MHP Umumî Yöneticisi Devlet Bahçeli, 15 Temmuz ve gündemdeki gelişmelerle ilgili yaptığı yazılı açıklamada özetle şu görüşlere bölge verdi:
ZALİMLERİN TETİKÇİSİ: 15 Temmuz 2016 gecesi uzun asırlar boyunca ulusal hafızalardan çıkmayacak vahim hadiselere, vandal ataklara, vahşet dolu teşebbüs ve tertiplere sahne olmuştur. Tam dört yıl evvel, Türk Silahlı Kuvvetleri’nin içine sirayet etmiş ipotek ve icazet altındaki dar bir takım devleti işgal, iç barış ve huzur ortamını imha etmek için harekete geçmiştir. 15 Temmuz’da Fetullahçı Terör Örgütü zalimlerin tetikçiliğini alenen üstlenip cani ve hain yüzünü hayâsız ve hunhar biçimde göstermiştir. Türkiye üzerinde hesap yapan, aziz millet varlığının birliğine, dirliğine ve tarihi sürekliliğine kanlı cephe açan iç ve dış işgal güçleri FETÖ’yü kullanıp silahlandırarak emellerine ulaşmak istemişlerdir.
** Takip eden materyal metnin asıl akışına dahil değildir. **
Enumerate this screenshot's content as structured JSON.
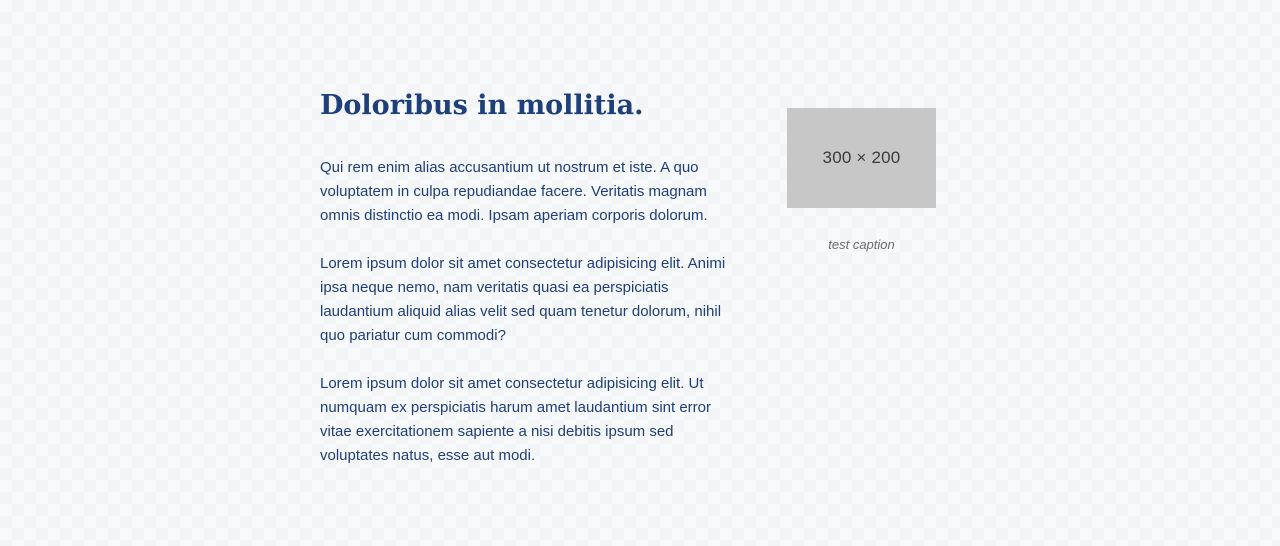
{
  "article": {
    "title": "Doloribus in mollitia.",
    "paragraphs": [
      "Qui rem enim alias accusantium ut nostrum et iste. A quo voluptatem in culpa repudiandae facere. Veritatis magnam omnis distinctio ea modi. Ipsam aperiam corporis dolorum.",
      "Lorem ipsum dolor sit amet consectetur adipisicing elit. Animi ipsa neque nemo, nam veritatis quasi ea perspiciatis laudantium aliquid alias velit sed quam tenetur dolorum, nihil quo pariatur cum commodi?",
      "Lorem ipsum dolor sit amet consectetur adipisicing elit. Ut numquam ex perspiciatis harum amet laudantium sint error vitae exercitationem sapiente a nisi debitis ipsum sed voluptates natus, esse aut modi."
    ]
  },
  "figure": {
    "placeholder_text": "300 × 200",
    "caption": "test caption"
  },
  "colors": {
    "text": "#1e3f7a",
    "placeholder_bg": "#c7c7c7",
    "caption": "#6b6b6b"
  }
}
15 TEMMUZ GEZİ’NİN DEVAMI: 15 Temmuz darbe ve istila teşebbüsü Gezi Parkı kalkışmasının bir devamı, 6-8 Ekim hadiselerinin bir etabı, kimi bölge ve ilçelerimizde yaşanan barikat ve hendek terörünün menfur ayağıdır. Türkiye’miz bilhassa son on yıldır pek çok felakete maruz kalmıştır.
Hem içeriden hem de dışarıdan siyasi, ekonomik ve diplomatik dayatmalar kanalıyla ağır operasyonlara uğrayan devletimizin 15 Temmuz’da iç kargaşa ve kaosa düşmesi, velev bölünerek devrilmesi amaçlanmıştır. Çekişmeli bir coğrafyada yaşadığımız malum ve mazbut bir gerçektir. Geçmişten tevarüs edilen husumet ve huzursuzlukların bugünkü devir diliminde farklı yol ve metotlarla tedavülde bulunması devamlı surette tetikte ve teyakkuz halinde olmamızı gerektirmektedir.
MELANET ÇETESİ: Melanet Gülen çetesi 15 Temmuz’da Türk milletine silah çekmiş, son bahtını denemiş, son kozunu oynamıştır. Darbe kisveli işgal teşebbüsüne direnen büyük Türk milleti 15 Temmuz’da destan destan büyümüş, bağımsızlık onuruna, bekasına ve kutlu varlığına şehadeti göze alarak leke düşürmemiştir.
Darbecilerin gasp ettiği tanklar altında ezilseler de teslim olmayan, korsan savaş uçaklarının sortileri ve sonik patlamalarına boyun eğmeyen, helikopterlerden açılan ateşlere amaç olsa da korkmayan, meydanlarda, yollarda, köprülerde direne direne devleşen aziz millet evlatlarıyla ne kadar övünsek azdır.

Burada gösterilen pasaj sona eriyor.